Es por todo ésto, que aunque yo mismo “andaba en éso”, ya me he desanimado de una improbable ascensión a los altares. Y es que, a pesar de mis pecadillos e indiscreciones, para qué también, pero tengo por ahí una bitácora de múltiples reconocimientos y recomendaciones que testimonian de mi sacrosanto celo. Lamentablemente mis más importantes milagros al parecer no han sido publicitados con la debida ponderación. Porque “milagros” sí ha habido, y creo que muchos; aunque los demás, claro, no tengan porqué saberlo!

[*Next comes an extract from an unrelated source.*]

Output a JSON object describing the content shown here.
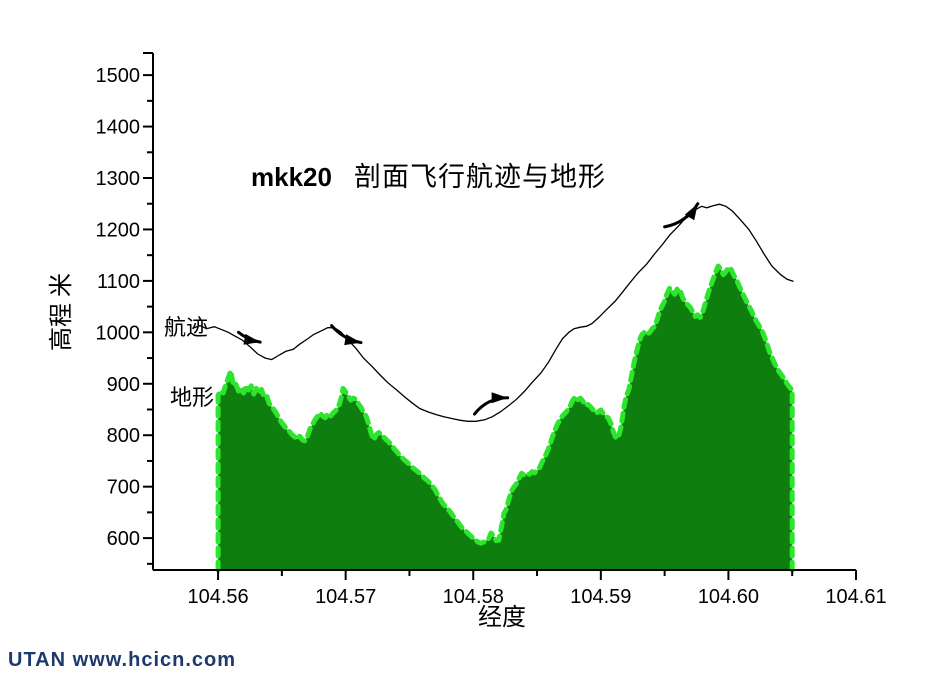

Cuando hablo de mis propios milagros, se me hace imposible olvidar una tarde de tertulia, junto a la arena de la playa, cuando un par de amigos trataban con futilidad de conseguir que renunciase a mi decisión de venirme a trabajar en el Asia. Tenía ya en ese entonces un hijo atendiendo una universidad americana y otros tres que esperaban su turno para, llegada su propia oportunidad, también poder hacerlo. Solo un milagro hubiera podido satisfacer esa excesiva ambición; pero, así y todo, más llegó a pesar nuestra vocación de santidad, cuando más tarde nos propusimos en este quijotesco empeño. Ahora, las muestras de aquel portentoso milagro ya están repartidas por el mundo; y yo me he quedado a las puertas de que surja un bondadoso padrino que sepa propiciar la santidad de mi causa, como la del sin par y más inédito de los santos: San Marianito Alberto!

Pero va a haber dificultades… Me he topado con que ya hay once santos en la nomina del santoral castellano que también llevan este muy común nombre de Alberto. Hay otros cuatro más que andan en la fila, o sea ya han ganado la causa previa, la de su beatificación. Me temo que no me va a servir de nada que se argumente que he sido “mártir”, porque parece que también tenía que haber sido “virgen” para que se consolidara el requerido complemento… Y yo que creía que uno podía aplicar para el derecho de subirse a los altares con solo llamarse Alberto!

San Mariano Alberto, santo de la candidez y de la esperanza, patrón de los padres y los esposos pródigos. San Alberto, virgen y mártir, rogad por nosotros! Amén.